The iteration as given to me is this:
$x_{n+1}=F(x_n)=sin(x_n), x_0=1$
so I think that the start of the iteration would look something like this:
$x_0=1$
$x_1=sin(1)=.841$
$x_2=sin(sin(1))=sin(.841)=.7456$ and so on.
My professor said this iteration converges, but how do we know that? The only test for convergence I could find in my notes is that the iteration will converge if $|g'(a)|<1$. In this problem, is $g(x_n)=sin(x_n)$ since $g(x_n)=x_{n+1}$? Or is $g(x)=1-sin(x)/cos(x)$?

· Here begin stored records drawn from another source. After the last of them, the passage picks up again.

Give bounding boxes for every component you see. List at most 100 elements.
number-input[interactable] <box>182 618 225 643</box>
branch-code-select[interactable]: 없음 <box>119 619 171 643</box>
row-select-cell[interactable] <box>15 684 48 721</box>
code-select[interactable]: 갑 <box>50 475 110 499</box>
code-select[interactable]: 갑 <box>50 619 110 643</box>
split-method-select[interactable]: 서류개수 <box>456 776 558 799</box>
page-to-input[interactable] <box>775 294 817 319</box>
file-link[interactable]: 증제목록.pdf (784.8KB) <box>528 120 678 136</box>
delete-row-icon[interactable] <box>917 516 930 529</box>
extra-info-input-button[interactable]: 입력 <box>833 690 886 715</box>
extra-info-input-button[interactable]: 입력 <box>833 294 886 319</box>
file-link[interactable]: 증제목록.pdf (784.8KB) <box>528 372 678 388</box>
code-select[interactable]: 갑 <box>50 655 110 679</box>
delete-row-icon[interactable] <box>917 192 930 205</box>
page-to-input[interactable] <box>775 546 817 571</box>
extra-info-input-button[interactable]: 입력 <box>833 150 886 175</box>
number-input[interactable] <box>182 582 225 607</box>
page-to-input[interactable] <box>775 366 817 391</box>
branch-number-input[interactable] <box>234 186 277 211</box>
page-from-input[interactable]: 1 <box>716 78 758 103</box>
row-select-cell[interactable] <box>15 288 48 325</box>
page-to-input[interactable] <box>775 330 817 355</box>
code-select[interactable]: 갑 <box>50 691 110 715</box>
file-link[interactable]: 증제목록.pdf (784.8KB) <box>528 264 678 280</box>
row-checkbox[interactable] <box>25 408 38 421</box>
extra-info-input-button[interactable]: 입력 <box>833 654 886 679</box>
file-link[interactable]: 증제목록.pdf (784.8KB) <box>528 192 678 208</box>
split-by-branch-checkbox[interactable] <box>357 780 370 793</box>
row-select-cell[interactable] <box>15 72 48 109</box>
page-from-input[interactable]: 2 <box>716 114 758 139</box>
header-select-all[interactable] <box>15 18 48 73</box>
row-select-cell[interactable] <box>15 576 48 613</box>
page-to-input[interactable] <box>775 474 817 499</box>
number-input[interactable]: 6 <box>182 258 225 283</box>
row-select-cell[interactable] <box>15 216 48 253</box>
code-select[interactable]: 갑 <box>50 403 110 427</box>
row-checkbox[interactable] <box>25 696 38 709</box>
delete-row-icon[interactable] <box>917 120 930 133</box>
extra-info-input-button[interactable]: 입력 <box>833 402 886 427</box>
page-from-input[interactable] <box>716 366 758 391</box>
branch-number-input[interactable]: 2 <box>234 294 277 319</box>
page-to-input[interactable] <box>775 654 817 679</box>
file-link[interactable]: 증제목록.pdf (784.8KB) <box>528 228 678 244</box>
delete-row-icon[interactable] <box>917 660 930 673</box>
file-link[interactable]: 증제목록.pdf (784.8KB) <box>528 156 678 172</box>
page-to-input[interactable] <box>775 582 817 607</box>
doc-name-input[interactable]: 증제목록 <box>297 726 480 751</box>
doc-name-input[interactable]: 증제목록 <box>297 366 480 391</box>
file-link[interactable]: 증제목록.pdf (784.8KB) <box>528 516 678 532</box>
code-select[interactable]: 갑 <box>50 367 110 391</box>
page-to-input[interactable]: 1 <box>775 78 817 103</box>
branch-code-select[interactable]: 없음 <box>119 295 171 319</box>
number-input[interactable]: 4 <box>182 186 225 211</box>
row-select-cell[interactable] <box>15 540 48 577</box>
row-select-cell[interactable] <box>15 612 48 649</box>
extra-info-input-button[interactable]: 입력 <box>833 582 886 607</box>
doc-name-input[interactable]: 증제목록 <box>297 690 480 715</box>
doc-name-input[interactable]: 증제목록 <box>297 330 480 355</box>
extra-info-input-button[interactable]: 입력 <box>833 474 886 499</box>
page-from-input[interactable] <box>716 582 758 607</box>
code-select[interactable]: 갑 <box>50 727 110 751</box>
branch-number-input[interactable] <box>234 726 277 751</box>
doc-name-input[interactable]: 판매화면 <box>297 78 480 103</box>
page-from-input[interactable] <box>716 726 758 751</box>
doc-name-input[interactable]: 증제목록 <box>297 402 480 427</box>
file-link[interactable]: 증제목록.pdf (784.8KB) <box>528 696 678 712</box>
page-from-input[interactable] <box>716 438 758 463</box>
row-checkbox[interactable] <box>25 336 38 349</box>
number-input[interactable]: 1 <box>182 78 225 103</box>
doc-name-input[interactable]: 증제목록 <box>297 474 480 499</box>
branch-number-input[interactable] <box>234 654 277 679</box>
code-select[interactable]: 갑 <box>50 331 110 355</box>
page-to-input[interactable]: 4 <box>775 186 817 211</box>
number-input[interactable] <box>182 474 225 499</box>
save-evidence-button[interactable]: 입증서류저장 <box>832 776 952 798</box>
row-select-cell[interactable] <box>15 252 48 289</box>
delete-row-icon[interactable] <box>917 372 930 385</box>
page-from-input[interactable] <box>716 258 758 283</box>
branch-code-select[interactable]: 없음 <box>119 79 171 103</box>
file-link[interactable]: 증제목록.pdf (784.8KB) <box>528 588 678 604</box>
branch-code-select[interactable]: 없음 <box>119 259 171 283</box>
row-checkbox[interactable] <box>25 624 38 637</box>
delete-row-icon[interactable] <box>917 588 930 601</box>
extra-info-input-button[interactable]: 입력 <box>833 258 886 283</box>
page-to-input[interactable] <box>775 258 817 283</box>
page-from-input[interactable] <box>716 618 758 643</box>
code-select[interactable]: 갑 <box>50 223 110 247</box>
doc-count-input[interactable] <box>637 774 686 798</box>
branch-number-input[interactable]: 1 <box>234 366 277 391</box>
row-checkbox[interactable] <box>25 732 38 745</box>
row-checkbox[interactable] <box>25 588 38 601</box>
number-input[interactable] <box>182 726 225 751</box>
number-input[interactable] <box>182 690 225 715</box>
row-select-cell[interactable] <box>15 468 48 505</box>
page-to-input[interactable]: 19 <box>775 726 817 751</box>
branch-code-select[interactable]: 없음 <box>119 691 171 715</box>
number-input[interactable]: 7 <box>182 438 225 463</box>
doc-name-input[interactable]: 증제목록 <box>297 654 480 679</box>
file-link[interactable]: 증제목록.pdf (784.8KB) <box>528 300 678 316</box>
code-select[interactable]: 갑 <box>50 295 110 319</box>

Also, what is the limit of this iteration, and how fast is the convergence?
In this special case you can avoid the criterion of the derivative. Observe that any $x_n$ is of course non negative and that (since $\sin(x)\leq x$ for $x\geq 0$) $$ x_{n+1}\leq x_n. $$ Therefore $\{x_n\}$ is a non negative, monotone non-increasing sequence. As such it has a limit $$ \exists \ell\geq 0:\quad x_n\to \ell. $$ Now you can prove that $\ell=0$. In fact, if $\ell>0$, then $\sin(\ell)\not=\ell$, whereas a necesessary condition for $\ell$ being the limit of $x_n$ is $ \sin(\ell)=\ell$.